Effects of morphine (A–D), amphetamine (E–H), or cocaine (I–L) on ICSS frequency-rate curves during maintenance on saline or naltrexone (0.001–0.1 mg/kg/hr). Abscissae: frequency of electrical brain stimulation in log Hz. Ordinates: reinforcement rate expressed as percentage of maximum control reinforcement rate (% MCR). All data are mean+/−SEM for N=14 (saline, 0.1 mg/kg/h NTX) or N=6 (0.001 and 0.01 mg/kg/h NTX). Filled points indicate signficantly different from “Test day Baseline” as indicated by a significant two-way ANOVA followed by the Holm-Sidak post hoc test, p<0.05.

Figure 3

Naltrexone blocked the effects of morphine but not of amphetamine or cocaine on the summary measure of ICSS performance.

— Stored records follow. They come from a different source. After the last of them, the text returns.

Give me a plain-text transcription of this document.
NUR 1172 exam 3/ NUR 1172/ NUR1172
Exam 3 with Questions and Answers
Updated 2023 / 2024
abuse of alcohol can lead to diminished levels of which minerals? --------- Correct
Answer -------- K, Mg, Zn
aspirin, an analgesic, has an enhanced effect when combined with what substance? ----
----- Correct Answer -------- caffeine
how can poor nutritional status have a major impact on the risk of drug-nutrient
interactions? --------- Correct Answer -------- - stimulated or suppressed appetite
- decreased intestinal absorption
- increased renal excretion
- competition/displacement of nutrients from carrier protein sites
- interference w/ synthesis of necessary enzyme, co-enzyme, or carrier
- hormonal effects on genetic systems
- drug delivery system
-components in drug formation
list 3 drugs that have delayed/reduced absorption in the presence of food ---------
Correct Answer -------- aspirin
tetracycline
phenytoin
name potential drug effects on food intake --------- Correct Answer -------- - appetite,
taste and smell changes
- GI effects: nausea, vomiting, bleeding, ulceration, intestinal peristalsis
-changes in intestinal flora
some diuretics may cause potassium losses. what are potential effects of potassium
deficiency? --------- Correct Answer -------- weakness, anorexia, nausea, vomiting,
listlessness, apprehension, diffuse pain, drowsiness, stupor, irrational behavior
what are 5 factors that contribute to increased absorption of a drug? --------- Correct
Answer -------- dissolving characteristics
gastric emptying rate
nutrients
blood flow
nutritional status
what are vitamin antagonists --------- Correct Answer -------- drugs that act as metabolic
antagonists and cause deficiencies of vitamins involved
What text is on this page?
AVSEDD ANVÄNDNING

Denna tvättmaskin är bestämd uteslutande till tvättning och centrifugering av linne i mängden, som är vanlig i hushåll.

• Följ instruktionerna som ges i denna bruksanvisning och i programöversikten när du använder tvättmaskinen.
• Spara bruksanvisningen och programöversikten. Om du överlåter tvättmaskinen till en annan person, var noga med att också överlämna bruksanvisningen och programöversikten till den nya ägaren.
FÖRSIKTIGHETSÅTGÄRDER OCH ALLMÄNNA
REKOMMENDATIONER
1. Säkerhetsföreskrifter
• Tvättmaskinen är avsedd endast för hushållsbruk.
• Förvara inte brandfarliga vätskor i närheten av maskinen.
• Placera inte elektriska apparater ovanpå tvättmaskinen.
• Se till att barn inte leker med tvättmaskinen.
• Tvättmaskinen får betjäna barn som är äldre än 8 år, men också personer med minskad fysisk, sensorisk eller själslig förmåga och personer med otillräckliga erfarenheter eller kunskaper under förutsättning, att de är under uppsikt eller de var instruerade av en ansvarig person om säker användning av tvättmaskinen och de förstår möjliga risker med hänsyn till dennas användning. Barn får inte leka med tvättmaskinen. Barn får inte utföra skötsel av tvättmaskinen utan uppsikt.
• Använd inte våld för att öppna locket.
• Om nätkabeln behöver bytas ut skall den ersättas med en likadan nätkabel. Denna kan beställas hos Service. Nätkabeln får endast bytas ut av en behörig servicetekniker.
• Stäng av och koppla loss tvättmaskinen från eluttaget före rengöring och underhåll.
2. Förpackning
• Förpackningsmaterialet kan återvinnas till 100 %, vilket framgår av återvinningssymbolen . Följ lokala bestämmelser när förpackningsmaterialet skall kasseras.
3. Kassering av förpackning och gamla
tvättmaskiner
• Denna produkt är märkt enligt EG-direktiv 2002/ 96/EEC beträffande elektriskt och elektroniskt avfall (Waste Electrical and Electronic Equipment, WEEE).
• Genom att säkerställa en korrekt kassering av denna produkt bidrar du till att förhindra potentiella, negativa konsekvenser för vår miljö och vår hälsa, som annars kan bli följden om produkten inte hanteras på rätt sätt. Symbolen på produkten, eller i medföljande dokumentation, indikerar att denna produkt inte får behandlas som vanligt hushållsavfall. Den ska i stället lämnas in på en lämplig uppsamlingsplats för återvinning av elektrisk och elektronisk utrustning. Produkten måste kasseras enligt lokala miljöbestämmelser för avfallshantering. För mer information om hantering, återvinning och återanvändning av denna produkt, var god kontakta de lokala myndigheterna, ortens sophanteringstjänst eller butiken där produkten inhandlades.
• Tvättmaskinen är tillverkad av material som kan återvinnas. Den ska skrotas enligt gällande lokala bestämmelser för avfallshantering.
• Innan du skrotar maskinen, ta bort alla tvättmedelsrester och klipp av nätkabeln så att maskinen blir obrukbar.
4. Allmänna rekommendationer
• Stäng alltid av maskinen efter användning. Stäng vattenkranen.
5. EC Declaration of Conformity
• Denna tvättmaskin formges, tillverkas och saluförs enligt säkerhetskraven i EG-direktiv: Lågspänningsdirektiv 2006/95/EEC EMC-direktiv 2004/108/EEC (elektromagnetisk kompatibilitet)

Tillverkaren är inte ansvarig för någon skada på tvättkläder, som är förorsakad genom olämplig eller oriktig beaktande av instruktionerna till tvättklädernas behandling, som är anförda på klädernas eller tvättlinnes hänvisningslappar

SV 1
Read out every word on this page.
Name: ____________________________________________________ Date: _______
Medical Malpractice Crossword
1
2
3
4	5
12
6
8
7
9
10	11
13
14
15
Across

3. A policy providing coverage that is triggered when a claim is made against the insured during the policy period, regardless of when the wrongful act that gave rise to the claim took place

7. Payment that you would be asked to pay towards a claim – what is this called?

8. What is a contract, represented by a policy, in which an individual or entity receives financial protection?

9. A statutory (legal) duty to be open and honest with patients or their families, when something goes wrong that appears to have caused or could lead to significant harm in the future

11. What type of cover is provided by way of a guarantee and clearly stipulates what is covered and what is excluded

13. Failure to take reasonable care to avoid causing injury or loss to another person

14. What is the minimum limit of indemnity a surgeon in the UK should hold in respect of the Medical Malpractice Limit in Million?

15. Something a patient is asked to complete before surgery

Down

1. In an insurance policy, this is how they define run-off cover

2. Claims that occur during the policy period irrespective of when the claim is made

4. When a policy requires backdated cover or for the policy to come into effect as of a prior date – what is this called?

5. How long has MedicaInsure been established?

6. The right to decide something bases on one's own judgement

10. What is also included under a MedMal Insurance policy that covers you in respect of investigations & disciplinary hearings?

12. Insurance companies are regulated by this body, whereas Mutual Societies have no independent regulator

Abscissae: drug dose (mg/kg). Ordinates: percentage of baseline number of stimulations per component delivered across all brain stimulation frequencies (% Baseline total stimulations). All data are mean+/−SEM for N=14 (saline, 0.1 mg/kg/h NTX) or N=6 (0.001 and 0.01 mg/kg/h NTX). Filled points indicate signficantly different from “Saline” as indicated by a significant two-way ANOVA followed by the Holm-Sidak post hoc test, p<0.05.

Figure 4

Effects of morphine (A–B) or amphetamine (C–D) on ICSS frequency-rate curves after removal of saline or 0.1 mg/kg/hr naltrexone minipumps. Abscissae: frequency of electrical brain stimulation in log Hz. Ordinates: reinforcement rate expressed as percentage of maximum control reinforcement rate (% MCR). All data are mean+/−SEM for N=6 (morphine) or N=8 (amphetamine). Filled points indicate signficantly different from “Test day Baseline” as indicated by a significant two-way ANOVA followed by the Holm-Sidak post hoc test, p<0.05.

Figure 5

Termination of naltrexone treatment did not alter morphine or amphetamine effects on the summary measure of ICSS performance. Abscissae: drug dose (mg/kg). Ordinates: percentage of baseline number of stimulations per component delivered across all brain stimulation frequencies (% Baseline total stimulations). All data are mean+/−SEM for N=6 (morphine) or N=8 (amphetamine).